Have you ever had this amazing revelation and you go to share it with a friend and you can practically hear them thinking, “well, duh!” I recently had that experience. So, for all of you who know about and use boundaries, this will be old news but for me – and I think people like me – this is life-changing.
I first learned about boundaries in the 1990’s when Henry Cloud & John Townsend came out with their game-changing book, “Boundaries: When to Say Yes, How to Say No to Take Control of Your Life,” It really revolutionized the way I looked at life. I felt empowered to develop healthy relationships and control the way I interacted with the world. I learned I could say, “no” to people. Later I learned I could say, “no” to myself.
My amazing revelation was the realization that other people could say, “no” to me and it DIDN’T MAKE ME A BAD PERSON! I was so desperately lonely. I felt abandoned. My pain at my lack of close relationships with others was deep and pervasive. I have many people that care about me but few truly intimate friendships – the kind where you can bare your soul and they ease your pain rather than minimizing it.
I was in my group and learned about the different levels of relationships: self, intimates, family, friends, acquaintances and strangers. I realized I had people in the wrong groups. I had friends that I was expecting intimacy with and expecting friendship from people who were really just acquaintances. I was mad at them for not behaving at the level I put them instead of where our relationship really was.
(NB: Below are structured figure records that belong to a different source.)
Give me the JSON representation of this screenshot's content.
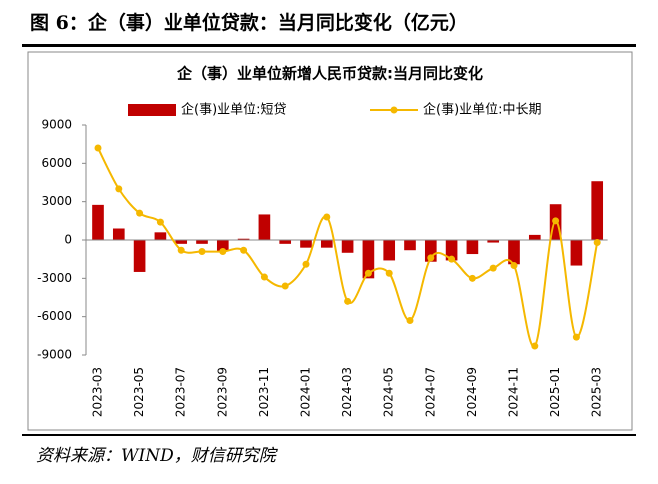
{
  "header": {
    "title": "图 6：企（事）业单位贷款：当月同比变化（亿元）"
  },
  "chart_data": {
    "type": "bar",
    "title": "企（事）业单位新增人民币贷款:当月同比变化",
    "categories": [
      "2023-03",
      null,
      "2023-05",
      null,
      "2023-07",
      null,
      "2023-09",
      null,
      "2023-11",
      null,
      "2024-01",
      null,
      "2024-03",
      null,
      "2024-05",
      null,
      "2024-07",
      null,
      "2024-09",
      null,
      "2024-11",
      null,
      "2025-01",
      null,
      "2025-03"
    ],
    "series": [
      {
        "name": "企(事)业单位:短贷",
        "type": "bar",
        "color": "#c00000",
        "values": [
          2750,
          900,
          -2500,
          600,
          -300,
          -300,
          -900,
          100,
          2000,
          -300,
          -600,
          -600,
          -1000,
          -3000,
          -1600,
          -800,
          -1700,
          -1600,
          -1100,
          -200,
          -1900,
          400,
          2800,
          -2000,
          4600
        ]
      },
      {
        "name": "企(事)业单位:中长期",
        "type": "line",
        "color": "#f5b800",
        "values": [
          7200,
          4000,
          2100,
          1400,
          -800,
          -900,
          -900,
          -800,
          -2900,
          -3600,
          -1900,
          1800,
          -4800,
          -2600,
          -2600,
          -6300,
          -1400,
          -1500,
          -3000,
          -2200,
          -2000,
          -8300,
          1500,
          -7600,
          -200
        ]
      }
    ],
    "ylim": [
      -9000,
      9000
    ],
    "yticks": [
      -9000,
      -6000,
      -3000,
      0,
      3000,
      6000,
      9000
    ]
  },
  "source": "资料来源：WIND，财信研究院"
}
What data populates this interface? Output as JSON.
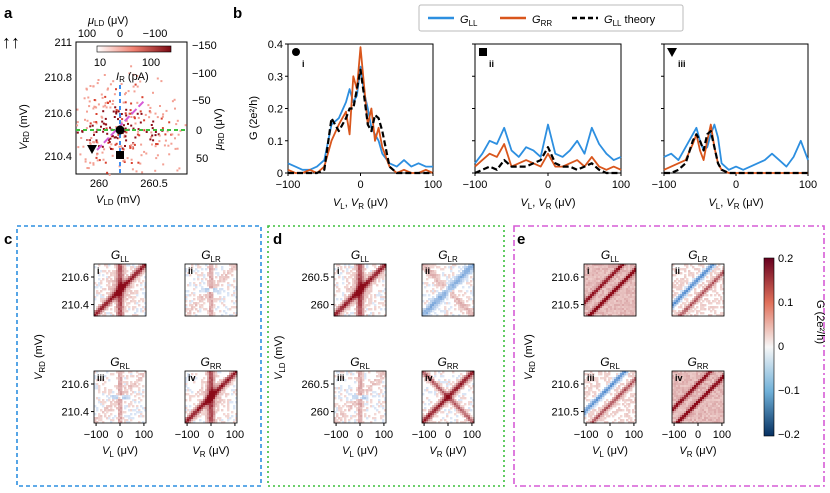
{
  "panel_labels": {
    "a": "a",
    "b": "b",
    "c": "c",
    "d": "d",
    "e": "e"
  },
  "colors": {
    "G_LL": "#2d8fe0",
    "G_RR": "#d9561c",
    "theory": "#000000",
    "frame_c": "#2d8fe0",
    "frame_d": "#3cbf3c",
    "frame_e": "#d65cd6",
    "diag_blue": "#3f8ef0",
    "diag_magenta": "#d65cd6",
    "guide_green": "#3cbf3c"
  },
  "legend": {
    "G_LL": "G",
    "G_LL_sub": "LL",
    "G_RR": "G",
    "G_RR_sub": "RR",
    "theory": "G",
    "theory_sub": "LL",
    "theory_suffix": " theory"
  },
  "panel_a": {
    "arrows": "↑↑",
    "xlabel": "V",
    "xlabel_sub": "LD",
    "xlabel_unit": " (mV)",
    "ylabel": "V",
    "ylabel_sub": "RD",
    "ylabel_unit": " (mV)",
    "top_label": "μ",
    "top_label_sub": "LD",
    "top_label_unit": " (μV)",
    "right_label": "μ",
    "right_label_sub": "RD",
    "right_label_unit": " (μV)",
    "x_ticks": [
      "260",
      "260.5"
    ],
    "y_ticks": [
      "211",
      "210.8",
      "210.6",
      "210.4"
    ],
    "top_ticks": [
      "100",
      "0",
      "−100"
    ],
    "right_ticks": [
      "−150",
      "−100",
      "−50",
      "0",
      "50"
    ],
    "colorbar_ticks": [
      "10",
      "100"
    ],
    "colorbar_label": "I",
    "colorbar_label_sub": "R",
    "colorbar_label_unit": " (pA)",
    "markers": [
      "circle",
      "square",
      "triangle"
    ]
  },
  "chart_data": [
    {
      "type": "line",
      "panel": "b-i",
      "marker": "i",
      "xlabel": "V_L, V_R (μV)",
      "ylabel": "G (2e²/h)",
      "xlim": [
        -100,
        100
      ],
      "ylim": [
        0,
        0.4
      ],
      "x": [
        -100,
        -90,
        -80,
        -70,
        -60,
        -50,
        -40,
        -30,
        -20,
        -15,
        -10,
        -5,
        0,
        5,
        10,
        15,
        20,
        25,
        30,
        40,
        50,
        60,
        70,
        80,
        90,
        100
      ],
      "series": [
        {
          "name": "G_LL",
          "values": [
            0.03,
            0.02,
            0.01,
            0.01,
            0.02,
            0.04,
            0.15,
            0.17,
            0.22,
            0.26,
            0.22,
            0.24,
            0.33,
            0.25,
            0.2,
            0.14,
            0.12,
            0.1,
            0.06,
            0.03,
            0.02,
            0.04,
            0.02,
            0.03,
            0.02,
            0.02
          ]
        },
        {
          "name": "G_RR",
          "values": [
            0.01,
            0.0,
            0.0,
            0.01,
            0.0,
            0.02,
            0.1,
            0.15,
            0.19,
            0.12,
            0.3,
            0.26,
            0.39,
            0.27,
            0.15,
            0.2,
            0.1,
            0.14,
            0.08,
            0.02,
            0.0,
            0.01,
            0.0,
            0.0,
            0.01,
            0.0
          ]
        },
        {
          "name": "G_LL theory",
          "values": [
            0.0,
            0.0,
            0.0,
            0.0,
            0.0,
            0.01,
            0.17,
            0.13,
            0.17,
            0.2,
            0.2,
            0.26,
            0.32,
            0.24,
            0.15,
            0.13,
            0.18,
            0.17,
            0.13,
            0.02,
            0.0,
            0.0,
            0.0,
            0.0,
            0.0,
            0.0
          ]
        }
      ]
    },
    {
      "type": "line",
      "panel": "b-ii",
      "marker": "ii",
      "xlabel": "V_L, V_R (μV)",
      "xlim": [
        -100,
        100
      ],
      "ylim": [
        0,
        0.4
      ],
      "x": [
        -100,
        -90,
        -80,
        -70,
        -60,
        -50,
        -40,
        -30,
        -20,
        -10,
        0,
        10,
        20,
        30,
        40,
        50,
        60,
        70,
        80,
        90,
        100
      ],
      "series": [
        {
          "name": "G_LL",
          "values": [
            0.03,
            0.06,
            0.1,
            0.09,
            0.14,
            0.07,
            0.05,
            0.08,
            0.07,
            0.05,
            0.15,
            0.06,
            0.05,
            0.07,
            0.1,
            0.06,
            0.14,
            0.09,
            0.06,
            0.04,
            0.05
          ]
        },
        {
          "name": "G_RR",
          "values": [
            0.02,
            0.04,
            0.06,
            0.05,
            0.09,
            0.02,
            0.03,
            0.04,
            0.03,
            0.02,
            0.06,
            0.02,
            0.02,
            0.03,
            0.04,
            0.02,
            0.05,
            0.02,
            0.01,
            0.02,
            0.01
          ]
        },
        {
          "name": "G_LL theory",
          "values": [
            0.0,
            0.01,
            0.02,
            0.01,
            0.04,
            0.02,
            0.02,
            0.02,
            0.03,
            0.04,
            0.08,
            0.03,
            0.02,
            0.02,
            0.01,
            0.02,
            0.03,
            0.01,
            0.0,
            0.0,
            0.0
          ]
        }
      ]
    },
    {
      "type": "line",
      "panel": "b-iii",
      "marker": "iii",
      "xlabel": "V_L, V_R (μV)",
      "xlim": [
        -100,
        100
      ],
      "ylim": [
        0,
        0.4
      ],
      "x": [
        -100,
        -90,
        -80,
        -70,
        -60,
        -55,
        -50,
        -45,
        -40,
        -35,
        -30,
        -25,
        -20,
        -10,
        0,
        10,
        20,
        30,
        40,
        50,
        60,
        70,
        80,
        90,
        100
      ],
      "series": [
        {
          "name": "G_LL",
          "values": [
            0.05,
            0.06,
            0.04,
            0.08,
            0.12,
            0.14,
            0.1,
            0.07,
            0.08,
            0.12,
            0.15,
            0.11,
            0.03,
            0.01,
            0.02,
            0.01,
            0.02,
            0.03,
            0.04,
            0.06,
            0.04,
            0.02,
            0.05,
            0.1,
            0.04
          ]
        },
        {
          "name": "G_RR",
          "values": [
            0.01,
            0.02,
            0.03,
            0.04,
            0.09,
            0.12,
            0.07,
            0.04,
            0.1,
            0.15,
            0.08,
            0.03,
            0.01,
            0.0,
            0.0,
            0.0,
            0.0,
            0.0,
            0.0,
            0.0,
            0.0,
            0.0,
            0.0,
            0.0,
            0.0
          ]
        },
        {
          "name": "G_LL theory",
          "values": [
            0.0,
            0.0,
            0.01,
            0.03,
            0.1,
            0.12,
            0.1,
            0.07,
            0.12,
            0.13,
            0.08,
            0.03,
            0.01,
            0.0,
            0.0,
            0.0,
            0.0,
            0.0,
            0.0,
            0.0,
            0.0,
            0.0,
            0.0,
            0.0,
            0.0
          ]
        }
      ]
    },
    {
      "type": "heatmap",
      "panel": "c",
      "ylabel": "V_RD (mV)",
      "subplots": [
        {
          "marker": "i",
          "title": "G_LL",
          "y_ticks": [
            "210.6",
            "210.4"
          ],
          "x_ticks": [],
          "pattern": "diag-strong"
        },
        {
          "marker": "ii",
          "title": "G_LR",
          "pattern": "cross-weak"
        },
        {
          "marker": "iii",
          "title": "G_RL",
          "y_ticks": [
            "210.6",
            "210.4"
          ],
          "x_ticks": [
            "−100",
            "0",
            "100"
          ],
          "xlabel": "V_L (μV)",
          "pattern": "cross-weak"
        },
        {
          "marker": "iv",
          "title": "G_RR",
          "x_ticks": [
            "−100",
            "0",
            "100"
          ],
          "xlabel": "V_R (μV)",
          "pattern": "diag-strong"
        }
      ]
    },
    {
      "type": "heatmap",
      "panel": "d",
      "ylabel": "V_LD (mV)",
      "subplots": [
        {
          "marker": "i",
          "title": "G_LL",
          "y_ticks": [
            "260.5",
            "260"
          ],
          "pattern": "diag-strong"
        },
        {
          "marker": "ii",
          "title": "G_LR",
          "pattern": "diag-anti"
        },
        {
          "marker": "iii",
          "title": "G_RL",
          "y_ticks": [
            "260.5",
            "260"
          ],
          "x_ticks": [
            "−100",
            "0",
            "100"
          ],
          "xlabel": "V_L (μV)",
          "pattern": "cross-weak"
        },
        {
          "marker": "iv",
          "title": "G_RR",
          "x_ticks": [
            "−100",
            "0",
            "100"
          ],
          "xlabel": "V_R (μV)",
          "pattern": "x-strong"
        }
      ]
    },
    {
      "type": "heatmap",
      "panel": "e",
      "ylabel": "V_RD (mV)",
      "colorbar": {
        "ticks": [
          "0.2",
          "0.1",
          "0",
          "−0.1",
          "−0.2"
        ],
        "label": "G (2e²/h)",
        "range": [
          -0.2,
          0.2
        ]
      },
      "subplots": [
        {
          "marker": "i",
          "title": "G_LL",
          "y_ticks": [
            "210.6",
            "210.5"
          ],
          "pattern": "lines-strong"
        },
        {
          "marker": "ii",
          "title": "G_LR",
          "pattern": "lines-mixed"
        },
        {
          "marker": "iii",
          "title": "G_RL",
          "y_ticks": [
            "210.6",
            "210.5"
          ],
          "x_ticks": [
            "−100",
            "0",
            "100"
          ],
          "xlabel": "V_L (μV)",
          "pattern": "lines-mixed"
        },
        {
          "marker": "iv",
          "title": "G_RR",
          "x_ticks": [
            "−100",
            "0",
            "100"
          ],
          "xlabel": "V_R (μV)",
          "pattern": "lines-strong"
        }
      ]
    }
  ]
}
I also realized I wasn’t respecting THEIR boundaries. They only had a finite amount of time so while they may have wanted to be there for me, they had their own families to take care of and their own friends to support. I also had to acknowledge that they might not have wanted to be in a relationship with me. I don’t need to be friends with everyone and I need to respect those that choose other people instead of me. But most importantly, I had to realize that their boundaries didn’t define my self-worth. I am lovable. I am a good, supportive friend. I try my best to be a good Christian and all-around good person. That reality doesn’t shift dependent on other’s feelings for me. I can set boundaries around my relationships and so can others. Sometimes, we just have to say, “no” and that’s okay.